BENCHMARKS VOOR ILLIQUIDE BELEGGINGEN
Voor illiquide beleggingen is vaak geen representatieve benchmark beschikbaar. Hiervoor worden in praktijk verschillende keuzes gemaakt:
- Er wordt geen benchmark gekozen. In de risicobeheersing van de portefeuille worden andere technieken toegepast om te zorgen dat de portefeuille manager de portefeuille inricht zoals deze bedoeld is.
- • Er wordt een liquide benchmark gekozen zodat er beoordeeld kan worden of het rendement op de illiquide belegging hoger is dan het liquide alternatief.
- Een benchmark bestaande uit kas + x%. Deze methode wordt vaak gebruikt voor de berekening van de z-score van pensioenfondsen, met als achterliggend idee dat de belegging op lange termijn een bepaald target rendement boven kas zou moeten behalen. Een dergelijke benchmark is echter niet geschikt voor risicomanagement in de verschillende fases van het beleggingsproces, omdat het risicoprofiel van de feitelijke belegging niet overeenkomt met kas.
- In internationale context is het ook gebruikelijk om de benchmark vast te stellen op basis van de actuele rente of inflatie plus een opslag. De gedachte hierachter is vaak gerelateerd aan het vereiste rendement dat de illiquide belegging moet behalen. De opportunity cost benchmark voor illiquide beleggingen kan toegepast worden bij fondsen die werken met een reference portfolio framework. Op deze manier stelt het fonds een vereist rendement voor het de additionele effort, kosten en risico voor illiquide beleggingen ten opzichte van de liquide beleggingen in aandelen en vastrentende waarden tegen relatief lage kosten.
CONSISTENT GEBRUIK VAN BENCHMARKS OM HET STRATEGISCH RISICOPROFIEL TE VERTALEN NAAR DE FEITELIJKE PORTEFEUILLE
Omdat in elk van deze varianten het risicoprofiel van een eventueel gekozen benchmark onvoldoende aansluit bij het werkelijk risicoprofiel van de portefeuille, zal de gerealiseerde performance over een langere periode bekeken moeten worden om te beoordelen of de allocatie naar illiquide beleggingen een goede beslissing is geweest.
CONSISTENTE BENCHMARKS IN DE VERSCHILLENDE FASES, OF NIET?
Consistent gebruik van benchmarks in de verschillende fases van het beleggingsproces is van belang om het strategisch risicoprofiel door te vertalen naar de feitelijke portefeuille. Ter illustratie een voorbeeld: beleggen in vastgoed. Indien in de ALM fase een algemene benchmark voor direct vastgoed gebruikt is, terwijl in de manager selectiefase ‘value add’ of ‘opportunistic’ vastgoedfondsen zijn geselecteerd, zal het risicoprofiel van de feitelijke portefeuille hoger zijn dan beoogd in het strategische beleggingsbeleid. Als er toch (bewust) met verschillende benchmarks wordt gewerkt in de verschillende fasen van het beleggingsproces, dan is het van belang om de impact hiervan ex-ante en ex-post in te schatten.

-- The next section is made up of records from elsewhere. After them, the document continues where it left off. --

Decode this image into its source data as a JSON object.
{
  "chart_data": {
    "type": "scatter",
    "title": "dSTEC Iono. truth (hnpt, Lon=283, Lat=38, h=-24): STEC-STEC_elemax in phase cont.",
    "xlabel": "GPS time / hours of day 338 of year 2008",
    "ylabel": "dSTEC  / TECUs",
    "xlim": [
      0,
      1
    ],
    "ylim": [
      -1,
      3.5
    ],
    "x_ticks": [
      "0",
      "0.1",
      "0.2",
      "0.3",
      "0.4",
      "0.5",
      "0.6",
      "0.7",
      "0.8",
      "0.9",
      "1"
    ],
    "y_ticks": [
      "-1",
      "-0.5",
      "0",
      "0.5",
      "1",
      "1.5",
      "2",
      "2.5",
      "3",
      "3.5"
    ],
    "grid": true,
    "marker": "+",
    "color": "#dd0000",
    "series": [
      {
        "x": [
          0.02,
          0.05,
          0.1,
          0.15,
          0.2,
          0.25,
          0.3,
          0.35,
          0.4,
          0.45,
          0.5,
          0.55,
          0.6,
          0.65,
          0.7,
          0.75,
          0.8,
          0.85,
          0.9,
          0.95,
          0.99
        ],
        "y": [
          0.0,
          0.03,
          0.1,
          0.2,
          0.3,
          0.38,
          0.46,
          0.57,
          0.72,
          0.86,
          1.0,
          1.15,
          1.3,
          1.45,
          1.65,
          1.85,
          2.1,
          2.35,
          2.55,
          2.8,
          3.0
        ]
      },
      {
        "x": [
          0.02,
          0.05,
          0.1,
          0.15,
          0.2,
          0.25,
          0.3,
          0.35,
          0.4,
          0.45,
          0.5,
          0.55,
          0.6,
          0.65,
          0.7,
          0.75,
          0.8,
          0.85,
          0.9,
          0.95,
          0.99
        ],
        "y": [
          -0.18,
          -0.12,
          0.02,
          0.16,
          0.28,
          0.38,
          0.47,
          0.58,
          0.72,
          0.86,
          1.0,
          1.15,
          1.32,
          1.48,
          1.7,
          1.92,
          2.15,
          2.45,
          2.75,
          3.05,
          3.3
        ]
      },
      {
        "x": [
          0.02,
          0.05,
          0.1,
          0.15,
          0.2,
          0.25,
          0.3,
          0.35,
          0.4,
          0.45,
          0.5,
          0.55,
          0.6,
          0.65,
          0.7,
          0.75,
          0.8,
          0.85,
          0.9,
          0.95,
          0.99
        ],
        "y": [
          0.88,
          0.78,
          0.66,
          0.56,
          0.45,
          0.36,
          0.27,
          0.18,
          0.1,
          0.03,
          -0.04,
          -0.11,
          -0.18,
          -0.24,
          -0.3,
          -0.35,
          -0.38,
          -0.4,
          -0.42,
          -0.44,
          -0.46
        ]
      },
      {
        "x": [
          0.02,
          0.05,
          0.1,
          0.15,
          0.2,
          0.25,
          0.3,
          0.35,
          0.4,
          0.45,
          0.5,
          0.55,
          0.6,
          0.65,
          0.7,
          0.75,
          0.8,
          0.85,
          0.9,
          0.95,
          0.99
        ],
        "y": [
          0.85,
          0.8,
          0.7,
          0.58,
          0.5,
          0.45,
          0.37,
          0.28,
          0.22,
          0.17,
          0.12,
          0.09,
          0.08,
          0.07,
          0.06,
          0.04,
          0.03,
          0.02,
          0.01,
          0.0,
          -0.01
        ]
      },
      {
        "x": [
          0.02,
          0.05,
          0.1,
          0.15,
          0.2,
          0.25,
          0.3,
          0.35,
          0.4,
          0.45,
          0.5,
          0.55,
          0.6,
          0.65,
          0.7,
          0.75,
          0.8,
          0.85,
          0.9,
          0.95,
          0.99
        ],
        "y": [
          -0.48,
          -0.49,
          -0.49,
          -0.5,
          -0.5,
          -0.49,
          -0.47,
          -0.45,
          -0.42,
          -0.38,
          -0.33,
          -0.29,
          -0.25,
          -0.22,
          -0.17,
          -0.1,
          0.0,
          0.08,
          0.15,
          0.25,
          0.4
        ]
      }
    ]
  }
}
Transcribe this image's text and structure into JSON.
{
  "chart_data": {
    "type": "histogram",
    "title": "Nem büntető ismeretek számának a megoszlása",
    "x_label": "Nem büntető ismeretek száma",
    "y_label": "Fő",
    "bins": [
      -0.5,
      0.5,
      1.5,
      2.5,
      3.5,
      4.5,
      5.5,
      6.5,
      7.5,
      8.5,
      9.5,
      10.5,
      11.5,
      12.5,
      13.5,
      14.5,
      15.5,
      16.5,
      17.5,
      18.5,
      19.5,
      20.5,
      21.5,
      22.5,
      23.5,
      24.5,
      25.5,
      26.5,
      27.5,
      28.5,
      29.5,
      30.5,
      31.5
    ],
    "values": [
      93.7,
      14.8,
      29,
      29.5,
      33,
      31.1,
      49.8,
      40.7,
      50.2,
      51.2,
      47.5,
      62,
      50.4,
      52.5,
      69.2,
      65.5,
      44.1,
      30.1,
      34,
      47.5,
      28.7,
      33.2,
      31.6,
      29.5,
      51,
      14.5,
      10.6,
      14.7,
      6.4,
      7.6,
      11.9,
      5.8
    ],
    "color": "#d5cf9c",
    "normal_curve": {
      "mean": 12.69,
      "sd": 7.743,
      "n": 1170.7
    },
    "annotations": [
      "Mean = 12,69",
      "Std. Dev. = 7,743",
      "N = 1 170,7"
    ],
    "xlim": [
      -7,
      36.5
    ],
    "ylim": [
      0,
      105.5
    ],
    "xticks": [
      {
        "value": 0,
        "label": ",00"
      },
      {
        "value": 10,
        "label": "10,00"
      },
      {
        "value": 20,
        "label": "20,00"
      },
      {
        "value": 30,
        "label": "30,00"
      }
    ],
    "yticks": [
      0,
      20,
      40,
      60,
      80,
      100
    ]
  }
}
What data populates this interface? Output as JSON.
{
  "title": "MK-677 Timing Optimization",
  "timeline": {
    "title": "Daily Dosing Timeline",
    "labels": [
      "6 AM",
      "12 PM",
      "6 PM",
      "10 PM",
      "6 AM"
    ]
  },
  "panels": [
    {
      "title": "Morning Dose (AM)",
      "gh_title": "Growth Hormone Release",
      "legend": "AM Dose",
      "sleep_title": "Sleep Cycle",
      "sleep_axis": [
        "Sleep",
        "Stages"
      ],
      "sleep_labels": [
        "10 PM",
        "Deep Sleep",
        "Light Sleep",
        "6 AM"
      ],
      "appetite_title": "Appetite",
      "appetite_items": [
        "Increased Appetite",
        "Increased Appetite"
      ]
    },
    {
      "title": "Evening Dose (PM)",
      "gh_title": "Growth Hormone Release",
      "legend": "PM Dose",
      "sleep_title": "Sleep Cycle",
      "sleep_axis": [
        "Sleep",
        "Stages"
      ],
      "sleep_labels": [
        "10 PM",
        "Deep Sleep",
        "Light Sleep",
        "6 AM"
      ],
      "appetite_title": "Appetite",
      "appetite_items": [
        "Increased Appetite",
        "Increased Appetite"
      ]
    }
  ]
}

Figuur 1 geeft inzicht in de karakteristieken van verschillende aandelenbenchmarks. De cijfers zijn gebaseerd op MSCI World maandata in USD over de periode 2000-2018. Over deze periode waren het rendement en risico van de Growth en Value index vergelijkbaar met de standaard World index. Voor andere stijl- en regio indices was dit echter niet het geval. De standaard deviatie van Small cap en Emerging Markets aandelen is significant hoger dan die van de World index en de standaard deviatie van Minimum Volatility aandelen significant lager. Het rendement van veel van de stijlindices lag over de getoonde periode hoger dan dat van de World index. Aandelen Europa vormt hierop een uitzondering.
Dit geeft uiteraard geen garantie voor de toekomst. De figuur maakt wel duidelijk dat karakteristieken van aandelenindices behoorlijk kunnen verschillen, en dat dus in de portefeuilleconstructie fase goed moet worden getoetst of de karakteristieken van de gekozen stijlinvulling nog aansluiten bij de karakteristieken in de ALM fase.
BENCHMARKS IN DE ALM FASE
Benchmark data wordt in de ALM fase gebruikt om een realistische weergave van het risico en rendementsprofiel van een beleggingscategorie te creëren, inclusief de relaties met andere beleggingscategorieën. Een realistische weergave voor de korte en lange termijn. Hierbij wordt gebruik gemaakt van historische data van benchmarks. Voor een zo goed mogelijke representativiteit van deze karakteristieken worden er in bepaalde gevallen correcties toegepast op de historische benchmarkdata:
- Het toekomstig verwacht rendement wordt niet (alleen) gebaseerd op historische rendementen, maar aangepast voor ontwikkelingen die niet in de historische data zitten. Bijvoorbeeld de impact van het beleid van centrale banken op de rentes of de impact van demografische ontwikkelingen op groei en aandelenrendementen.
- Toekomstig verwachte rendementen en volatiliteiten worden aangepast voor benchmarks waarbij sprake is van data biases. Dit is bijvoorbeeld het geval voor hedge fund indices waarin alleen fondsen zitten die nog bestaan (‘survivorship bias’) en waarin nieuwe managers de volledige historie van hun fonds kunnen opnemen (‘backfill bias’). Zonder correctie voor deze biases, zouden de rendement- en risicokarakteristieken van deze beleggingen te optimistisch zijn.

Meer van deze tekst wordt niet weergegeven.